Question: which model has higher performance in SAT-en?

Answer:

In the table you’ve provided, the models are compared based on their performance on several benchmarks, including SAT-en (SAT Analogies, or “SAT” in the table). To determine which model has higher performance specifically on the SAT-en benchmark, you’ll need to look at the corresponding column. In the SAT-en column (second from the right), the two models with the highest scores are: — LLaMA1 65B: with a score of 57.9 — LLaMA2 70B: with a score of 63.4 Between these two, the LLaMA2 model with 70 billion parameters shows the higher performance on the SAT-en benchmark with a score of 63.4.

Observation:

It did answer correctly but the numbers are being hallucinated.
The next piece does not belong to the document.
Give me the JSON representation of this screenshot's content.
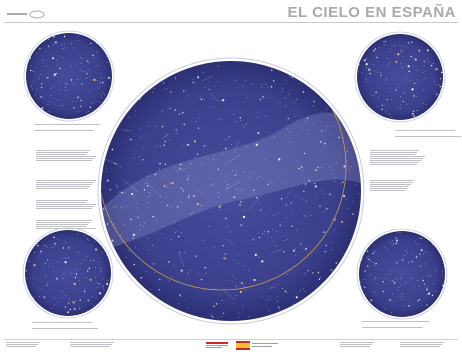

Question: which model has higher performance in SAT-en in 7B series models?

Answer:

The table you’ve provided shows performance benchmark scores for different model sizes across various AI models such as MPT, Falcon, and LLaMA on different tasks, such as Aqua-RAT, LogiQA, LastAR, SAT-en, and SAT-math. For the SAT-en task specifically, you asked which model in the 7B series has the highest performance. To find out, we need to look at the column labeled “SAT-en (w/o Ps_8).” In the 7B series of models, here are the scores: — MPT 7B: 37.1 — Falcon 7B: 37.3 — LLaMA 7B: 63.9 — Model2 7B: 37.4 The LLaMA 7B model outperforms the other 7B models on the SAT-en (w/o Ps_8) task with a score of 63.9.

Observation:

Incorrect answer and recognized Llama series of models and values incorrectly.

Chain of thought prompting:

Question: Based on the image provided. Follow the steps and answer the query — which model has higher performance in SAT-en in 7B series models?

Examine the Image: Look at the mentioned category in the query in the Image.

Identify Relevant Data: Note the respective percentages.

Evaluate: Compare if there is any comparison required as per the query.

Draw a Conclusion: Now draw the conclusion based on the whole data.

Answer:

To answer which model has higher performance in SAT-en in the 7B series models, I will follow the provided steps: Examine the Image: The categories in the image include model names and sizes, and performance scores for various tasks, including the SAT-en category. Identify Relevant Data: The relevant data for the SAT-en category are the percentages listed under it for each 7B series model. Evaluate: I will compare the SAT-en percentages of each 7B series model. Draw a Conclusion: The SAT-en scores for the 7B series models are as follows: — MPT 7B: 63.1% — Falcon 7B: 73.4% — LLama 1 7B: No data present for this category. — LLama 2 7B: 76.6% Based on the data, the LLama 2 7B model has the highest SAT-en performance among the 7B series models with a score of 76.6%.

Observation:

With chain of thought prompting we are able to get the right conclusion though it should be noted that it picked up wrong values.

Final Observations:

Observations made based on experiments on Hallucination and correctness. (Please note that these observations are specific to the images used and cannot be generalized, as they vary depending on the images.)

Summary

In this blog post, we have showcased experiments ranging from general inquiries to systematic questions and chain of thought prompting techniques and observed Hallucination and correctness metrics.

However, it should be noted that the outputs from GPT-4V can be somewhat inconsistent, and the levels of hallucination are slightly elevated. Therefore, repeating the same experiment could result in different answers, particularly with generalized questions.